Patrick Ching, the younger of the two, has arranged for me to meet Norman Peleholani, the elder, whom he introduces as “true royalty”— to the people of Kaua‘i, at least. Norman is quick to counter modestly that he was just an engineer for the US Coast Guard when in 1961 he was tapped for the plum assignment of lighthouse keeper, “because I came from a Big Island town that was just like Kilauea, where a sugar mill was still the primary source of employment.” Norman ingratiated himself to neighbors in Kilauea in many ways, like making sure an antenna was erected to bring in the first television signal from Honolulu. Even if it generated screens of snow, “It was still something to look at,” chuckles Norman.

 

Mostly though, Norman dutifully concerned himself with sending out the lighthouse signal, which meant caring for the lighthouse’s bivalve lens that floated on a huge tub of mercury. “Once every couple years we’d drain the mercury out and run it through cheesecloth to clean it,” he says.
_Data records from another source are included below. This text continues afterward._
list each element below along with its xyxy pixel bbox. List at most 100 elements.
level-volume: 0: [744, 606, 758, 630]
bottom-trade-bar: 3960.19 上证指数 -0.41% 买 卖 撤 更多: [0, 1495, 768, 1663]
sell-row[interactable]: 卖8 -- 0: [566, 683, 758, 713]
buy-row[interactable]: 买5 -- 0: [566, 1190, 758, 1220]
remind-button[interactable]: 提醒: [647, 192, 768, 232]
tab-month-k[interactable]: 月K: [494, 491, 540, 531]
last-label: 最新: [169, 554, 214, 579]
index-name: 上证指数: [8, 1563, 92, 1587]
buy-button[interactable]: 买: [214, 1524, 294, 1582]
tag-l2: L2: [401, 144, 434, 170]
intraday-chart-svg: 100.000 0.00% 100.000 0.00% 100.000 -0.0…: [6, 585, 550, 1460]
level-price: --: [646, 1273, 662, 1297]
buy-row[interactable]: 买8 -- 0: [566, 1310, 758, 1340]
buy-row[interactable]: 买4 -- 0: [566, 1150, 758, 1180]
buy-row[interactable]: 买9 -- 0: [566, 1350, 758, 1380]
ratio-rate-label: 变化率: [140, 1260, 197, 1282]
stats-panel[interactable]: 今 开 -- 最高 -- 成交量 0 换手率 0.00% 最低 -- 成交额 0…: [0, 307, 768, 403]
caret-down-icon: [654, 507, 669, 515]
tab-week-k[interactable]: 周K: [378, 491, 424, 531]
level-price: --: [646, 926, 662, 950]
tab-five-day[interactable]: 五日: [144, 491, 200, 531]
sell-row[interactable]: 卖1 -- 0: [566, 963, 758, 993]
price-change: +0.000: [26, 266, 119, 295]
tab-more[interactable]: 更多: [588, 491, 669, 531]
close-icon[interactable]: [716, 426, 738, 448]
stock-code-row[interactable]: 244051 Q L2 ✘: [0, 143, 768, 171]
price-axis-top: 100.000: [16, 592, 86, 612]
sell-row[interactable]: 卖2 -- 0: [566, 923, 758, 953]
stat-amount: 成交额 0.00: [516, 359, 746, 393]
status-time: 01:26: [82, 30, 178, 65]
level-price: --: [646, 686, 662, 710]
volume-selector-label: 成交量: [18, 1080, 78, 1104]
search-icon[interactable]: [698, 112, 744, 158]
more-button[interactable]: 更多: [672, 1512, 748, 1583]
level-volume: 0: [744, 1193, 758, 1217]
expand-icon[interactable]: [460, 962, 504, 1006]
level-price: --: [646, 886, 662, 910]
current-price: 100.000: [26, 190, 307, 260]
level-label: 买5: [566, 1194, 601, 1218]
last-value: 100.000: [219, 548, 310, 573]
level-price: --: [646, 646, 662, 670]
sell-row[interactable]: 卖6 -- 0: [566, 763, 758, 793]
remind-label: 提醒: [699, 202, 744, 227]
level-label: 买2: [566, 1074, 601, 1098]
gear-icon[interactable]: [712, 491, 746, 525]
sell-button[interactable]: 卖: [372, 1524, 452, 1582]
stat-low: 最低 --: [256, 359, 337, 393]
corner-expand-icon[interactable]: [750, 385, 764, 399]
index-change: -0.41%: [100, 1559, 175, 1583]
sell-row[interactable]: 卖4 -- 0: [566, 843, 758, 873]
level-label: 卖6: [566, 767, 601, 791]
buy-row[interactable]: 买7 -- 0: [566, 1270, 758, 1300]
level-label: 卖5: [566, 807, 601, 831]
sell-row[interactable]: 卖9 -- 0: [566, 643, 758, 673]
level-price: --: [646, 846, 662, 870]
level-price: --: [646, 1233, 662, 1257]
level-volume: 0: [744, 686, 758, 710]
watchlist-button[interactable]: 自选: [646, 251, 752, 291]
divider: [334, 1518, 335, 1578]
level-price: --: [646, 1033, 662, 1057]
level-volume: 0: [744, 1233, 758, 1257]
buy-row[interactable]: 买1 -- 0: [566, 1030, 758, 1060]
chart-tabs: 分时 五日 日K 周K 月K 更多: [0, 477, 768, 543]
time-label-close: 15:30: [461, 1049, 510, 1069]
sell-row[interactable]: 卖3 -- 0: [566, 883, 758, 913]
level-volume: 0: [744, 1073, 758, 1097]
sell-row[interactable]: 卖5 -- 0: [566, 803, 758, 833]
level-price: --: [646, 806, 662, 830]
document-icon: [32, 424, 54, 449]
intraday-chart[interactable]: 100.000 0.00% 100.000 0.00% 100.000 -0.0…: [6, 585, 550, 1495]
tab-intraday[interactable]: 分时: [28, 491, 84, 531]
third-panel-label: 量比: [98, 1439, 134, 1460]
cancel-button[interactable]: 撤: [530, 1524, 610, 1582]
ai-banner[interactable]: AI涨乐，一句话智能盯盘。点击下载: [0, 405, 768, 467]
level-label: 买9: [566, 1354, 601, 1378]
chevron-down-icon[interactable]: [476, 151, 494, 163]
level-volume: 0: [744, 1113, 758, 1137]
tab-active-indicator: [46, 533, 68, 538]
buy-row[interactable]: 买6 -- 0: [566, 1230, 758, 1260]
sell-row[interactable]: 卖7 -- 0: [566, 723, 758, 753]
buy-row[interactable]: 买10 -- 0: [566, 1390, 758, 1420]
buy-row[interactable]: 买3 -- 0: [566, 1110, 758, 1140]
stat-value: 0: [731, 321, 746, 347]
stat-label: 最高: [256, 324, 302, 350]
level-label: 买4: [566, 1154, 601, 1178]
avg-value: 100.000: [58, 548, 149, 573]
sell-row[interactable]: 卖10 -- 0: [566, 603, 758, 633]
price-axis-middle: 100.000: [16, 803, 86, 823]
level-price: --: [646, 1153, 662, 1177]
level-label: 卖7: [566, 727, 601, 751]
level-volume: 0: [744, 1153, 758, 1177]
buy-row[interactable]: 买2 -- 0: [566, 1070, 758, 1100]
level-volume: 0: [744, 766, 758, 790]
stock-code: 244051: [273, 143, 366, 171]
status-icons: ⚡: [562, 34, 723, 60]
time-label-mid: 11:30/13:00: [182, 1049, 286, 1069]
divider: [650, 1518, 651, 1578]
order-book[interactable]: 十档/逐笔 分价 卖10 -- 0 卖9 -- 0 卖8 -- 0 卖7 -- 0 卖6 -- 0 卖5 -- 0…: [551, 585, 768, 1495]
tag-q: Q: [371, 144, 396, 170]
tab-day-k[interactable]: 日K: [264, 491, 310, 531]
Back then the only health warning the mercury came with was this: “We knew that we weren’t supposed to wear jewelry when we handled it.”

 

The fishing at Kilauea was “so plentiful,” raves Norman, and Patrick seconds the enthusiasm. Norman would invite guests to fish with him at Moku ‘Ae‘ae islet off Kilauea’s coast. “We would set our fishing poles and amuse ourselves watching frigate birds. Those birds are thieves. They make other birds regurgitate whatever they have in their craw,” says Norman.

 

Patrick, a noted wildlife painter, has painted frigates spreading their seven-foot wingspans just above the ocean’s surface. His love of wildlife was partly inspired by Norman’s youngest son, Mark, whom Patrick befriended at an O‘ahu middle school shortly after the Peleholanis left Kilauea. Mark impressed Patrick with his stories, like descriptions of catching hundreds of frogs in Kilauea’s irrigation ditches. What boy wouldn’t be enthralled?

 

By the time both graduated high school, the Kilauea lighthouse had been decommissioned and transformed into a wildlife refuge. When the offer of a job as a ranger in Kilauea came, Patrick jumped at it. On his first day, he was directed to band Laysan albatrosses for study. “When I caught two in my arms, they went wild pecking me,” he says, adding that he loved it. Since it had become a major visitor attraction, the refuge was also now full of humans to contend with. One day Patrick was sent to the beach to tell a bevy of female nudists to cover up. “There I come along in my Smokey the Bear uniform telling them that they can’t do the most natural thing. It was the worst day in my life!” laughs Patrick.

 

His old friend Mark even came back to visit. The fish were biting and the living was easy, but “one day, Mark cast his line off a hundred-foot cliff. The line barely reached the water. I was thinking, ‘The worst thing is if he gets a bite’ when I hear him say, ‘I got something.’ Mark is fighting the fish with no extra line, so I grab his shorts and grab a rock and weight us down. I thought, ‘If Mark is going over, I’m going with him.’”

 

In the stories the two men share, nothing bad ever seems to happen at Kilauea. Norman says people give him a funny look when he tells them that he and his wife let their five children run free on an unfenced craggy promontory 150 feet above the crashing surf. It was peaceful, he says. Beautiful, adds Patrick. Even if at night the shearwaters would fill the air with their mournful cries, no one ever thought to say the place was haunted. At the lighthouse, you always felt protected.  

 

We received word as we were going to press that Norman Peleholani had just passed away. All of us at Hana Hou! extend our deepest sympathy to his family.